Dies wurde auch durch die Argumentation untermauert, dass sich vorwiegend inhaftierte, ehemalige Prostituierte freiwillig meldeten, um als Sex-Zwangsarbeiterinnen zu arbeiten. Diese unterstellte Freiwilligkeit ehemaliger „Gewerblicher“ war auch der Grund dafür, dass das Thema

„Sex-Zwangsarbeit“ lange nach 1945 nicht als Zwangsarbeit im eigentlichen Sinne angesehen und identifiziert wurde. Selbst ehemalige männliche KZ-Häftlinge verklärten die Sicht der Dinge in der Rückschau auf „schöne gemeinsame Zeiten“ mit den Sex-Zwangsarbeiterinnen.247

Die österreichische Schriftstellerin Elfriede Jelinek bringt in einer Rede, gehalten im Jüdischen Museum Wien am 23.06.2004, die Traurigkeit auf den Punkt:

„(…) Sie sprechen, wie ich jetzt, darum herum, als ob das Ausradierte nie mehr wieder beschrieben werden könnte, im wahrsten Sinn des Wortes, be-schrieben, als ob durch das dem Verstand eben zuwiderlaufende Demütigen und Auslöschen von Menschen in derart großer Zahl ein blinder Fleck, ein schwarzes Loch entstanden wäre, das alles schluckt.
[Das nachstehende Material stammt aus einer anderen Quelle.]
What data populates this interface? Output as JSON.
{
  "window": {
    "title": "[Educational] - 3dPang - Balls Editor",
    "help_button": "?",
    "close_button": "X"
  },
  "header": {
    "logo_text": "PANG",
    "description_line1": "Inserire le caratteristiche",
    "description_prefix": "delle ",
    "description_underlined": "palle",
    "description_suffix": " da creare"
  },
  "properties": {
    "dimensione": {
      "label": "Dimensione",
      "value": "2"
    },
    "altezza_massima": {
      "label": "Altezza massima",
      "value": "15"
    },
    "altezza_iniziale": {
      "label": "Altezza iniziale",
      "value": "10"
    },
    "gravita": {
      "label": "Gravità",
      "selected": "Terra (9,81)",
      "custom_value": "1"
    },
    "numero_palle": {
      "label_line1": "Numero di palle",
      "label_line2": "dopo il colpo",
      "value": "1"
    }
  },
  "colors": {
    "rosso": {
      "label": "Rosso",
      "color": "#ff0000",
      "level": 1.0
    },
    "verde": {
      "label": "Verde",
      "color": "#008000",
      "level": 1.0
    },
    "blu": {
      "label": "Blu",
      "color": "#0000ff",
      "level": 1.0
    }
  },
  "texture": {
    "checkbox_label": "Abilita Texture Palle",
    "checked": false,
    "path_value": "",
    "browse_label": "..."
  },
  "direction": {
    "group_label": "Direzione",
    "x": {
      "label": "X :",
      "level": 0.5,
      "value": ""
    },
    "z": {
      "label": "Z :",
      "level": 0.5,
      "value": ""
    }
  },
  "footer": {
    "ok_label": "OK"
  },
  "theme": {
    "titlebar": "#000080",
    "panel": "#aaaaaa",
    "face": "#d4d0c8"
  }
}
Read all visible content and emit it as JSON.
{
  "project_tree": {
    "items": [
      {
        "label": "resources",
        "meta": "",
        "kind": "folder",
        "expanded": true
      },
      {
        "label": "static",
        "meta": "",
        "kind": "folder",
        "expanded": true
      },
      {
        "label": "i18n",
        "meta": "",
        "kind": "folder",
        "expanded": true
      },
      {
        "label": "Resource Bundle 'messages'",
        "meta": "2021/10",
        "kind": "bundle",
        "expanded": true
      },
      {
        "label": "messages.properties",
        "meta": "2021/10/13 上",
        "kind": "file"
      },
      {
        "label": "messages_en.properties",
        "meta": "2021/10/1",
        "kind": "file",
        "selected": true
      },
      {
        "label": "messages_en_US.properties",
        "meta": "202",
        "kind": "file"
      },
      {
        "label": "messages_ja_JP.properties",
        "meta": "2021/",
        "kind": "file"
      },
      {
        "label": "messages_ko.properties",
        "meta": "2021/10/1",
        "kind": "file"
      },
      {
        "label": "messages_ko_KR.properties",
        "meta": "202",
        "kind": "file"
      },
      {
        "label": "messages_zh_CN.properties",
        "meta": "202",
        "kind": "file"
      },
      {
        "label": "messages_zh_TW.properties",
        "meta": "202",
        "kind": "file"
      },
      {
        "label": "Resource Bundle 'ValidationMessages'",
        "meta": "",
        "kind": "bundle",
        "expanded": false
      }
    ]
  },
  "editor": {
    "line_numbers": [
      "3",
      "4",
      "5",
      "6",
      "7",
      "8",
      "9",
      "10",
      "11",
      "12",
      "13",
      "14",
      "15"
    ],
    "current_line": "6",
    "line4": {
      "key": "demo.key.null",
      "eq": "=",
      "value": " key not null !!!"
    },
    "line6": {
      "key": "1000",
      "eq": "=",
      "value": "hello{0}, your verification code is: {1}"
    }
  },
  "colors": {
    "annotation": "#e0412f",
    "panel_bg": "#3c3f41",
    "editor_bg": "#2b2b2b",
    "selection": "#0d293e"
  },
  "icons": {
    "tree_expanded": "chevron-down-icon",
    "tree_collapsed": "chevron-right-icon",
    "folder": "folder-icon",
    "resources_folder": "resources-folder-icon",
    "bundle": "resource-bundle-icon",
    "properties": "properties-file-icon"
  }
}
Es hält kein Schreiben mehr, wo durch Radieren ein Loch entstanden ist. Das, was ich sagen könnte, kann ja gar nicht halten. Aber diese Frauen mussten es aus-halten, (…)“.248

246 Vgl Eschebach/Jedermann, Sex-Zwangsarbeit in NS-Konzentrationslagern, Feministische Studien 2007 25/1, 122 (124).

247 Vgl Eschebach/Jedermann, Sex-Zwangsarbeit 122 (124).